The reported structure when this news first surfaced last October hasn't changed, as far as I know. 

-Forty-plus teams will be cut.  The number fluctuates because some current Independent League teams may be absorbed into affiliated ball; the more that are brought in mean more current affiliates will be dumped. 
-There will be 120 affiliates, four for each MLB team:  AAA, AA, High A and Low A.
-The short-season A (NY-Penn and Northwest) and Rookie levels (Appalachian and Pioneer) will no longer exist (though the Northwest is reportedly getting bumped up to a full season league). 
-Teams will still field one team at their Spring Training facility (Gulf Coast League and Arizona League).  I believe they're also limited to one Dominican League team, too.  But those are less affiliates and more organized scrimmages.

MLB's stated goals:  Better facilities, less travel within leagues, and better geographical alignment, both in terms of distance between affiliates and their parents, and affiliates within a farm system (less travel for teams' roving instructors jumping from one affiliate to the next).

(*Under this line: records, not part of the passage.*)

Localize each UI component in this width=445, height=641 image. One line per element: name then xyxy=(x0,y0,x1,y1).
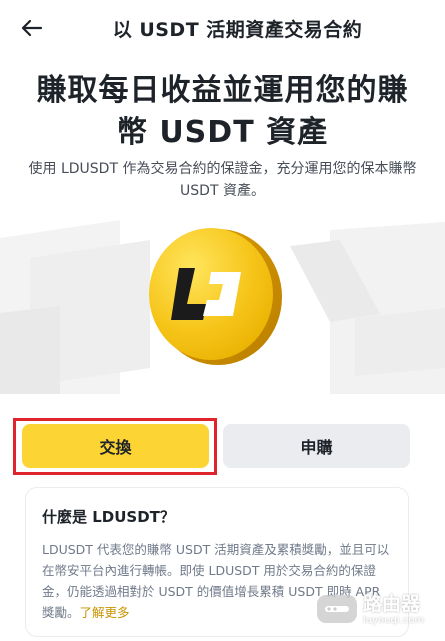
subtitle: 使用 LDUSDT 作為交易合約的保證金，充分運用您的保本賺幣 USDT 資產。 xyxy=(28,161,417,199)
learn-more-link[interactable]: 了解更多 xyxy=(80,605,130,620)
router-logo-icon xyxy=(317,595,357,623)
hero-illustration xyxy=(0,218,445,394)
info-title: 什麼是 LDUSDT？ xyxy=(42,508,175,526)
headline: 賺取每日收益並運用您的賺 幣 USDT 資產 xyxy=(20,70,425,154)
watermark-url: luyouqi.com xyxy=(363,614,425,626)
header: 以 USDT 活期資產交易合約 xyxy=(0,0,445,58)
watermark-name: 路由器 xyxy=(363,592,421,615)
swap-button[interactable]: 交換 xyxy=(22,424,209,468)
watermark: 路由器 luyouqi.com xyxy=(315,585,441,633)
page-title: 以 USDT 活期資產交易合約 xyxy=(112,19,363,41)
ldusdt-coin-icon xyxy=(149,228,282,365)
page: 以 USDT 活期資產交易合約 賺取每日收益並運用您的賺 幣 USDT 資產 使… xyxy=(0,0,445,641)
headline-line-1: 賺取每日收益並運用您的賺 xyxy=(36,73,409,108)
arrow-left-icon xyxy=(21,19,43,37)
subscribe-button[interactable]: 申購 xyxy=(223,424,410,468)
headline-line-2: 幣 USDT 資產 xyxy=(116,115,329,150)
back-button[interactable] xyxy=(18,14,46,42)
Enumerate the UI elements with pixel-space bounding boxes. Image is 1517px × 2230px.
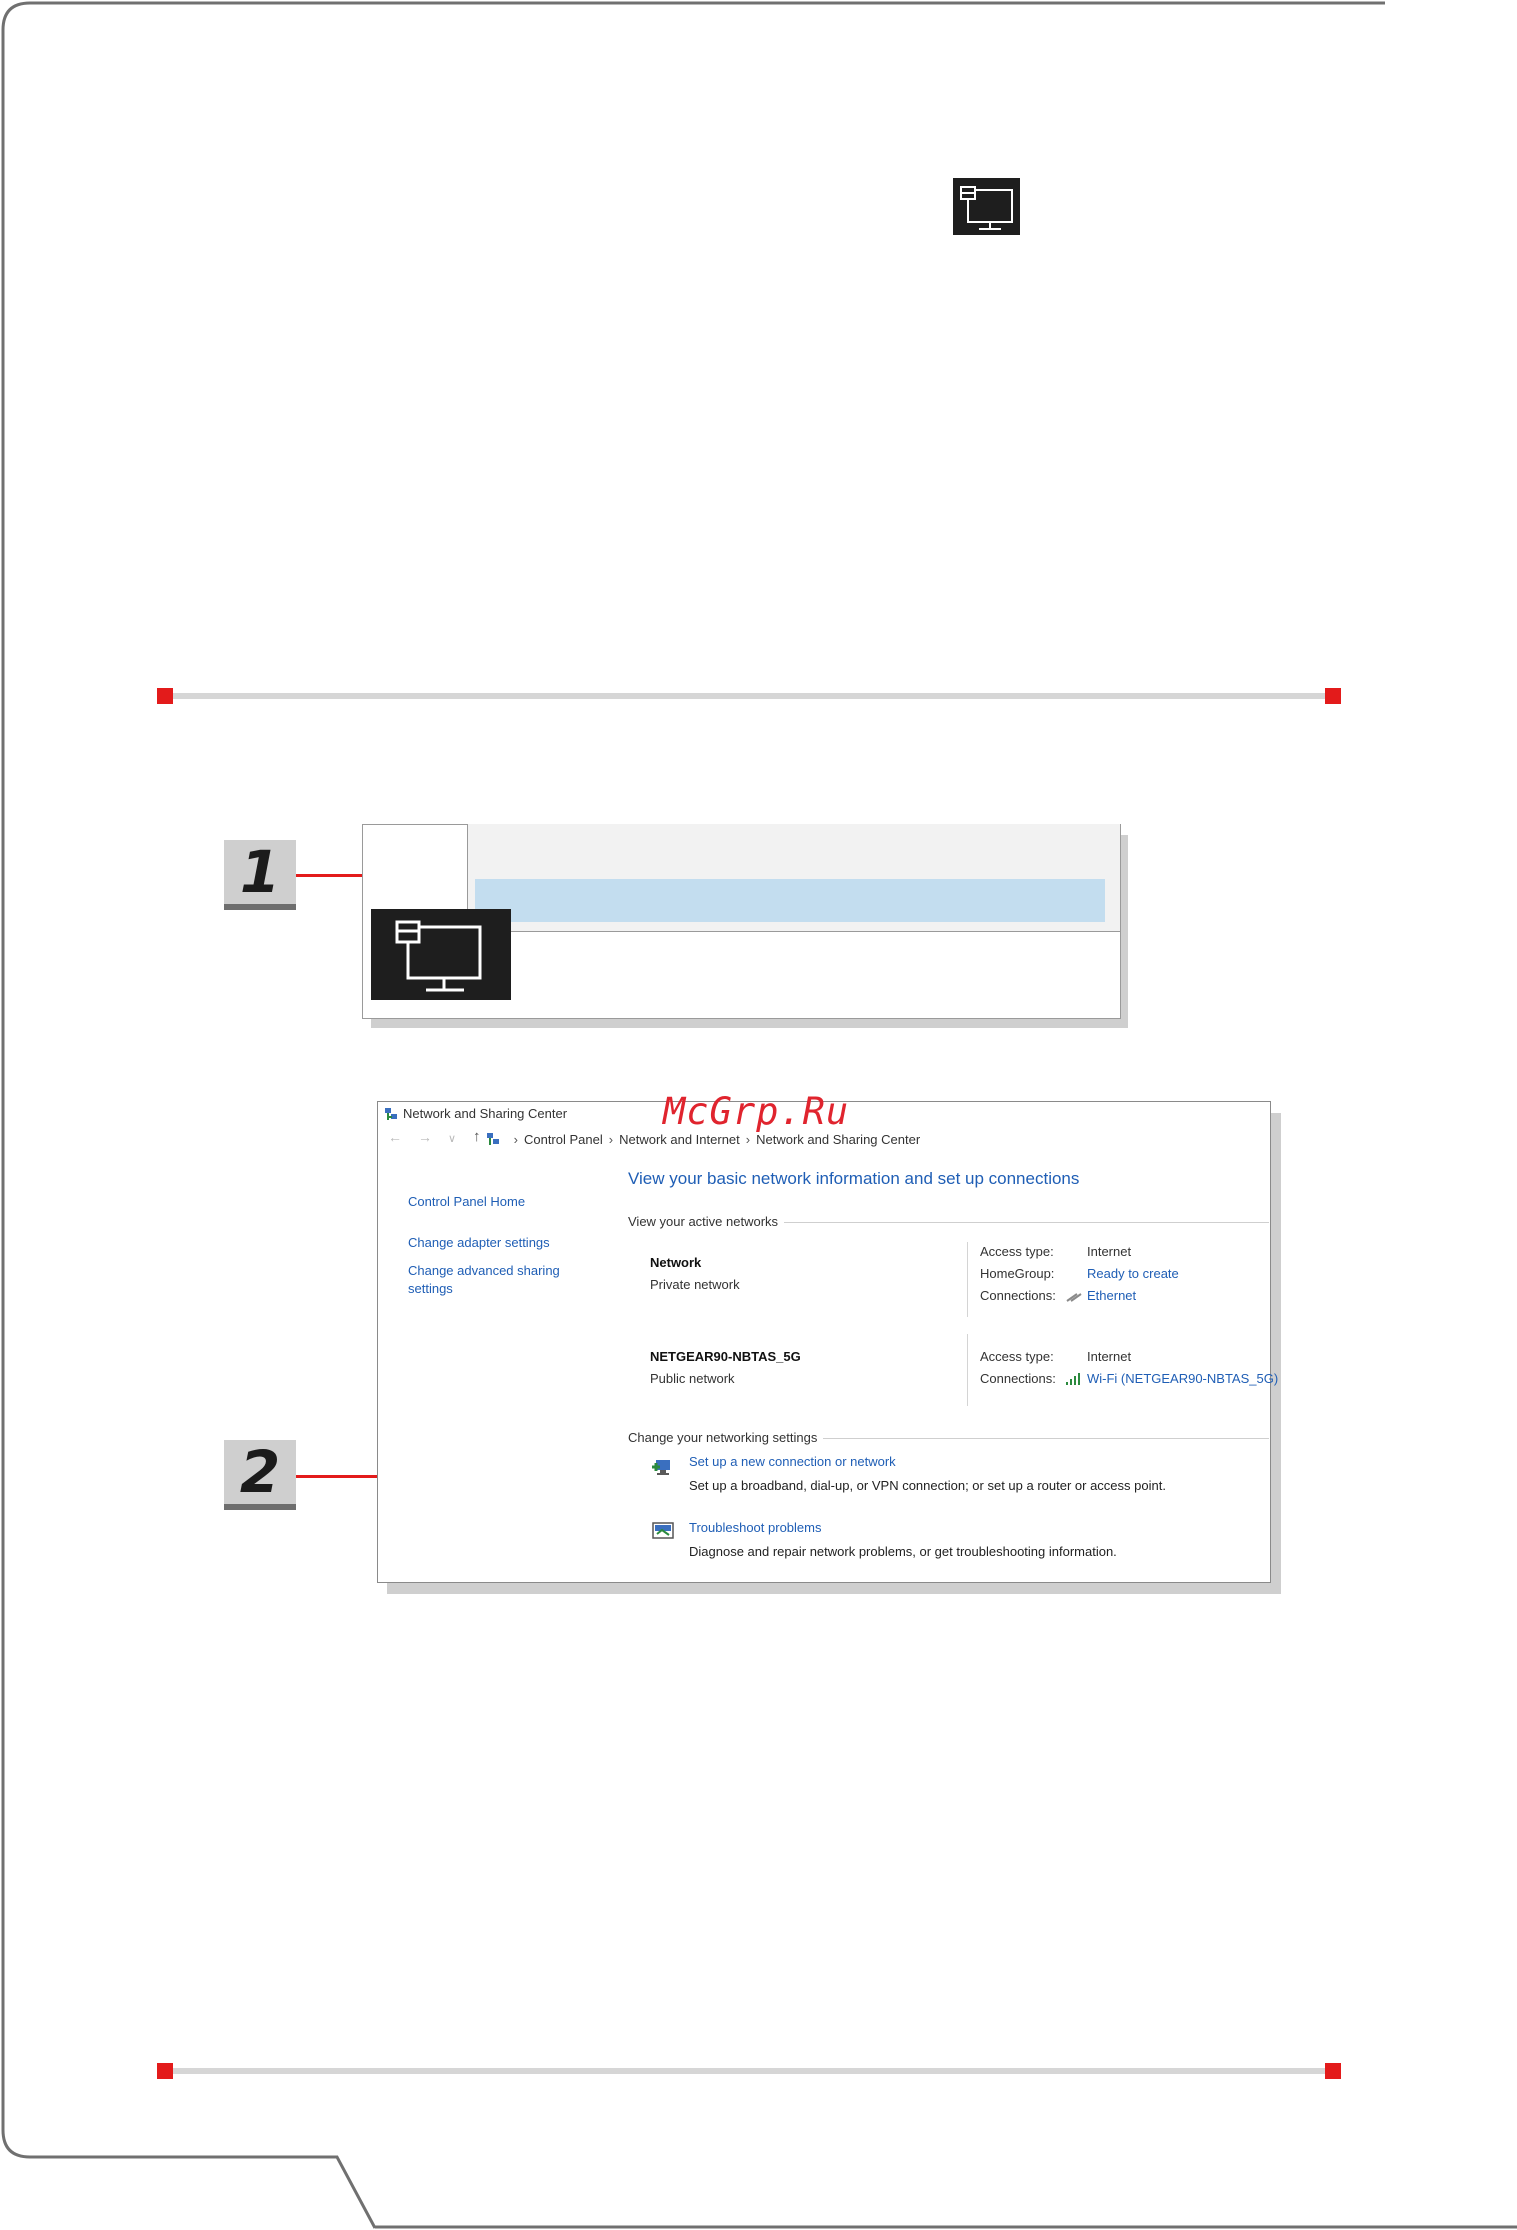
- up-arrow-icon[interactable]: ↑: [473, 1128, 481, 1145]
- network-name: Network: [650, 1255, 702, 1270]
- chevron-right-icon: ›: [608, 1132, 614, 1147]
- step-number: 1: [239, 838, 281, 906]
- change-advanced-sharing-link-cont[interactable]: settings: [408, 1280, 453, 1298]
- access-type-label: Access type:: [980, 1244, 1054, 1259]
- breadcrumb-item[interactable]: Network and Internet: [619, 1132, 740, 1147]
- homegroup-link[interactable]: Ready to create: [1087, 1266, 1179, 1281]
- breadcrumb-item[interactable]: Control Panel: [524, 1132, 603, 1147]
- context-menu-item-highlighted[interactable]: [475, 879, 1105, 922]
- troubleshoot-problems-description: Diagnose and repair network problems, or…: [689, 1544, 1117, 1559]
- control-panel-icon: [487, 1133, 499, 1145]
- divider-marker: [1325, 2063, 1341, 2079]
- active-networks-heading: View your active networks: [628, 1214, 785, 1229]
- network-center-icon: [385, 1108, 397, 1120]
- chevron-down-icon[interactable]: ∨: [448, 1132, 456, 1145]
- network-name: NETGEAR90-NBTAS_5G: [650, 1349, 801, 1364]
- chevron-right-icon: ›: [745, 1132, 751, 1147]
- change-settings-heading: Change your networking settings: [628, 1430, 824, 1445]
- section-divider: [157, 2063, 1341, 2079]
- step-number: 2: [239, 1438, 281, 1506]
- divider-marker: [1325, 688, 1341, 704]
- connections-label: Connections:: [980, 1371, 1056, 1386]
- homegroup-label: HomeGroup:: [980, 1266, 1055, 1281]
- new-connection-icon: [652, 1460, 670, 1475]
- back-arrow-icon[interactable]: ←: [388, 1129, 402, 1145]
- divider-marker: [157, 688, 173, 704]
- change-advanced-sharing-link[interactable]: Change advanced sharing: [408, 1262, 560, 1280]
- network-type-link[interactable]: Public network: [650, 1371, 735, 1386]
- access-type-value: Internet: [1087, 1349, 1132, 1364]
- wifi-signal-icon: [1066, 1373, 1080, 1385]
- network-sharing-center-window: Network and Sharing Center ← → ∨ ↑ › Cont…: [377, 1101, 1278, 1583]
- access-type-value: Internet: [1087, 1244, 1132, 1259]
- breadcrumb: › Control Panel › Network and Internet › Netw…: [486, 1132, 920, 1147]
- set-up-connection-link[interactable]: Set up a new connection or network: [689, 1454, 896, 1469]
- control-panel-home-link[interactable]: Control Panel Home: [408, 1193, 525, 1211]
- section-divider: [157, 688, 1341, 704]
- connections-label: Connections:: [980, 1288, 1056, 1303]
- divider-marker: [157, 2063, 173, 2079]
- ethernet-connection-link[interactable]: Ethernet: [1087, 1288, 1136, 1303]
- window-title: Network and Sharing Center: [403, 1106, 568, 1121]
- step-badge-2: 2: [224, 1438, 296, 1510]
- set-up-connection-description: Set up a broadband, dial-up, or VPN conn…: [689, 1478, 1166, 1493]
- change-adapter-settings-link[interactable]: Change adapter settings: [408, 1234, 550, 1252]
- column-separator: [967, 1334, 968, 1406]
- breadcrumb-item[interactable]: Network and Sharing Center: [756, 1132, 920, 1147]
- network-type-link[interactable]: Private network: [650, 1277, 740, 1292]
- access-type-label: Access type:: [980, 1349, 1054, 1364]
- troubleshoot-problems-link[interactable]: Troubleshoot problems: [689, 1520, 821, 1535]
- wifi-connection-link[interactable]: Wi-Fi (NETGEAR90-NBTAS_5G): [1087, 1371, 1278, 1386]
- troubleshoot-icon: [652, 1522, 674, 1539]
- forward-arrow-icon[interactable]: →: [418, 1129, 432, 1145]
- column-separator: [967, 1242, 968, 1317]
- chevron-right-icon: ›: [513, 1132, 518, 1147]
- ethernet-icon: [1066, 1293, 1082, 1302]
- step-badge-1: 1: [224, 838, 296, 910]
- watermark: McGrp.Ru: [663, 1090, 850, 1133]
- network-tray-icon[interactable]: [371, 909, 511, 1000]
- page-title: View your basic network information and …: [628, 1169, 1080, 1188]
- network-icon: [953, 178, 1020, 235]
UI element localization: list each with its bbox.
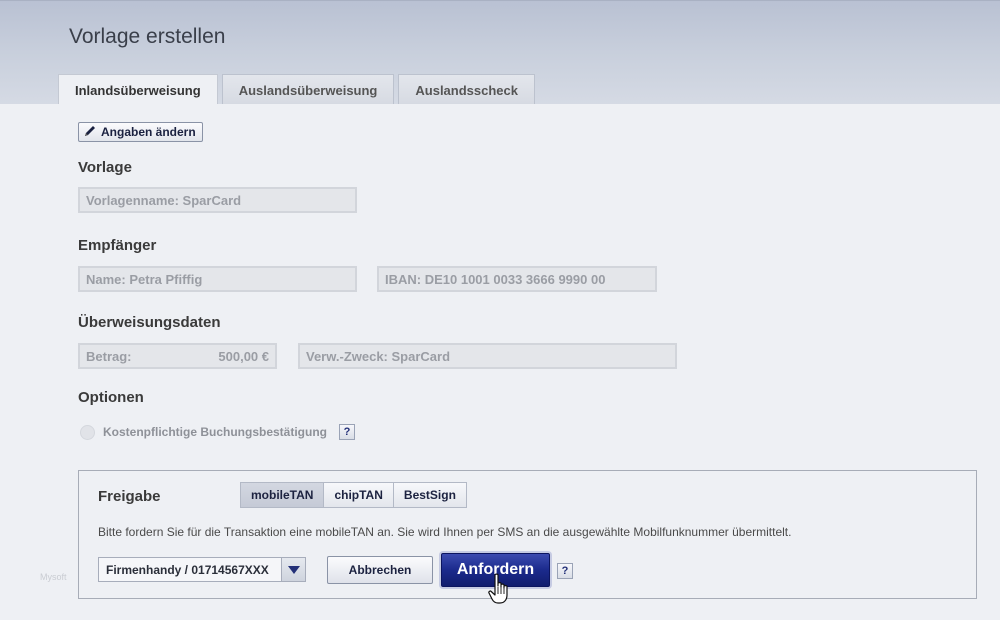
tab-bar: Inlandsüberweisung Auslandsüberweisung A…: [58, 74, 539, 106]
form-content: Angaben ändern Vorlage Vorlagenname: Spa…: [0, 104, 1000, 620]
hand-cursor-icon: [488, 573, 510, 605]
purpose-field[interactable]: Verw.-Zweck: SparCard: [298, 343, 677, 369]
recipient-name-field[interactable]: Name: Petra Pfiffig: [78, 266, 357, 292]
method-mobiletan[interactable]: mobileTAN: [241, 483, 325, 507]
vorlage-heading: Vorlage: [78, 159, 132, 176]
phone-select[interactable]: Firmenhandy / 01714567XXX: [98, 557, 306, 582]
phone-select-value: Firmenhandy / 01714567XXX: [106, 562, 269, 577]
page-title: Vorlage erstellen: [69, 25, 226, 48]
amount-value: 500,00 €: [218, 348, 269, 364]
page-header: Vorlage erstellen Inlandsüberweisung Aus…: [0, 0, 1000, 106]
watermark: Mysoft: [40, 572, 67, 582]
freigabe-heading: Freigabe: [98, 488, 161, 505]
tab-auslandsueberweisung[interactable]: Auslandsüberweisung: [221, 74, 395, 105]
amount-field[interactable]: Betrag: 500,00 €: [78, 343, 277, 369]
pencil-icon: [83, 124, 97, 141]
empfaenger-heading: Empfänger: [78, 237, 157, 254]
freigabe-info-text: Bitte fordern Sie für die Transaktion ei…: [98, 525, 792, 539]
help-icon[interactable]: ?: [557, 563, 573, 579]
template-name-field[interactable]: Vorlagenname: SparCard: [78, 187, 357, 213]
cancel-button[interactable]: Abbrechen: [327, 556, 433, 584]
edit-details-button[interactable]: Angaben ändern: [78, 122, 203, 142]
method-bestsign[interactable]: BestSign: [393, 483, 466, 507]
tab-auslandsscheck[interactable]: Auslandsscheck: [398, 74, 535, 105]
iban-field[interactable]: IBAN: DE10 1001 0033 3666 9990 00: [377, 266, 657, 292]
amount-label: Betrag:: [86, 348, 132, 364]
method-chiptan[interactable]: chipTAN: [324, 483, 394, 507]
ueberweisung-heading: Überweisungsdaten: [78, 314, 221, 331]
option-row: Kostenpflichtige Buchungsbestätigung ?: [80, 424, 355, 440]
release-panel: Freigabe mobileTAN chipTAN BestSign Bitt…: [78, 470, 977, 604]
help-icon[interactable]: ?: [339, 424, 355, 440]
tab-inlandsueberweisung[interactable]: Inlandsüberweisung: [58, 74, 218, 106]
booking-confirmation-label: Kostenpflichtige Buchungsbestätigung: [103, 425, 327, 439]
tan-method-selector: mobileTAN chipTAN BestSign: [240, 482, 467, 508]
optionen-heading: Optionen: [78, 389, 144, 406]
edit-details-label: Angaben ändern: [101, 125, 196, 139]
booking-confirmation-radio[interactable]: [80, 424, 95, 440]
dropdown-arrow-icon[interactable]: [281, 558, 305, 581]
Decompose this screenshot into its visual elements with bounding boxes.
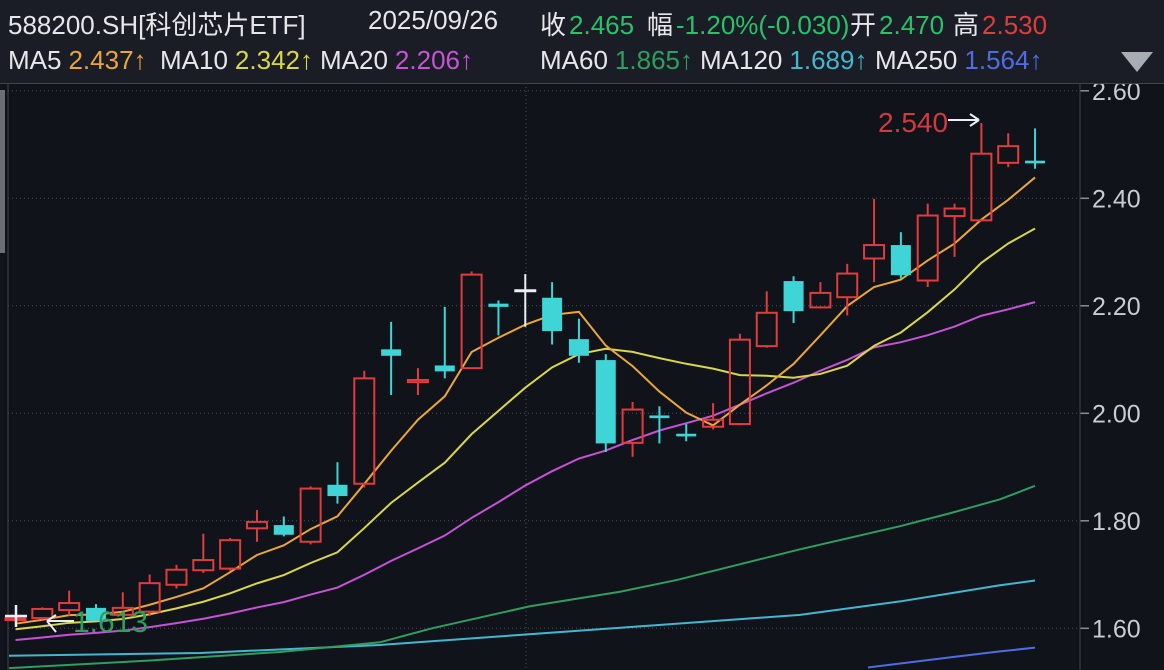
- candle-body-down: [274, 525, 294, 535]
- change-value: -1.20%(-0.030): [676, 10, 849, 40]
- candle-body-down: [569, 339, 589, 356]
- ma60-item: MA601.865↑: [540, 45, 693, 76]
- chart-header: 588200.SH[科创芯片ETF] 2025/09/26 收2.465 幅-1…: [0, 0, 1164, 84]
- y-axis-label: 2.40: [1092, 185, 1141, 213]
- candle-body-up: [757, 313, 777, 346]
- high-annotation: 2.540: [878, 107, 948, 138]
- close-value: 2.465: [569, 10, 634, 40]
- change-group: 幅-1.20%(-0.030): [647, 5, 849, 42]
- ma-line-ma120: [9, 580, 1035, 655]
- ma10-item: MA102.342↑: [160, 45, 313, 76]
- candle-body-down: [649, 415, 669, 418]
- ma120-item: MA1201.689↑: [700, 45, 867, 76]
- high-group: 高2.530: [953, 5, 1047, 42]
- candle-body-up: [998, 146, 1018, 163]
- change-label: 幅: [647, 10, 673, 40]
- quote-row: 588200.SH[科创芯片ETF] 2025/09/26 收2.465 幅-1…: [0, 0, 1164, 40]
- candle-body-down: [381, 349, 401, 355]
- stock-chart-window: 2.602.402.202.001.801.601.6132.540 58820…: [0, 0, 1164, 670]
- ma60-value: 1.865↑: [615, 45, 693, 75]
- open-group: 开2.470: [850, 5, 944, 42]
- ma20-item: MA202.206↑: [320, 45, 473, 76]
- ma250-value: 1.564↑: [964, 45, 1042, 75]
- ma5-value: 2.437↑: [68, 45, 146, 75]
- symbol-title: 588200.SH[科创芯片ETF]: [8, 5, 306, 42]
- left-scrollbar[interactable]: [0, 90, 5, 253]
- quote-date: 2025/09/26: [368, 5, 498, 36]
- close-group: 收2.465: [540, 5, 634, 42]
- candlesticks: [6, 123, 1046, 621]
- candle-body-down: [327, 485, 347, 496]
- candle-body-down: [784, 281, 804, 311]
- ma-line-ma20: [16, 302, 1036, 640]
- candle-body-down: [596, 360, 616, 443]
- candle-body-up: [354, 378, 374, 483]
- low-annotation: 1.613: [73, 606, 148, 639]
- candle-body-up: [193, 560, 213, 570]
- y-axis-label: 2.00: [1092, 400, 1141, 428]
- candle-body-down: [676, 434, 696, 437]
- candle-body-up: [810, 293, 830, 308]
- candle-body-up: [837, 274, 857, 298]
- ma-line-ma250: [868, 648, 1035, 668]
- candle-body-up: [864, 245, 884, 258]
- ma-line-ma60: [9, 486, 1035, 668]
- candle-body-down: [488, 304, 508, 307]
- y-axis-label: 2.20: [1092, 293, 1141, 321]
- ma250-item: MA2501.564↑: [875, 45, 1042, 76]
- close-label: 收: [540, 10, 566, 40]
- ma10-value: 2.342↑: [235, 45, 313, 75]
- candle-body-up: [408, 380, 428, 382]
- price-chart[interactable]: 2.602.402.202.001.801.601.6132.540: [0, 0, 1164, 670]
- candle-body-down: [542, 298, 562, 331]
- y-axis-label: 1.60: [1092, 615, 1141, 643]
- candle-body-up: [32, 609, 52, 618]
- open-label: 开: [850, 10, 876, 40]
- candle-body-up: [945, 209, 965, 217]
- collapse-indicator-triangle-icon[interactable]: [1121, 52, 1153, 72]
- candle-body-up: [166, 570, 186, 585]
- high-value: 2.530: [982, 10, 1047, 40]
- low-arrow-icon: [47, 621, 56, 632]
- candle-body-down: [435, 365, 455, 371]
- candle-body-up: [462, 275, 482, 369]
- y-axis-label: 1.80: [1092, 508, 1141, 536]
- candle-body-up: [730, 340, 750, 424]
- ma20-value: 2.206↑: [395, 45, 473, 75]
- ma-legend-row: MA52.437↑ MA102.342↑ MA202.206↑ MA601.86…: [0, 40, 1164, 80]
- ma120-value: 1.689↑: [789, 45, 867, 75]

This assume the two sides will come to an agreement; the current one expires at the end of this month.  MLB can walk away if they want and spin up their own development system.  That would be a headache for them, but it's possible.  And I'd bet most current affiliates would be more than willing to leave the current entity that is Minor League Baseball and follow MLB to the new development league.  Minor League Baseball has very, very little power here; this is a one-sided negotiation.  MLB is going to run things regardless of how it happens.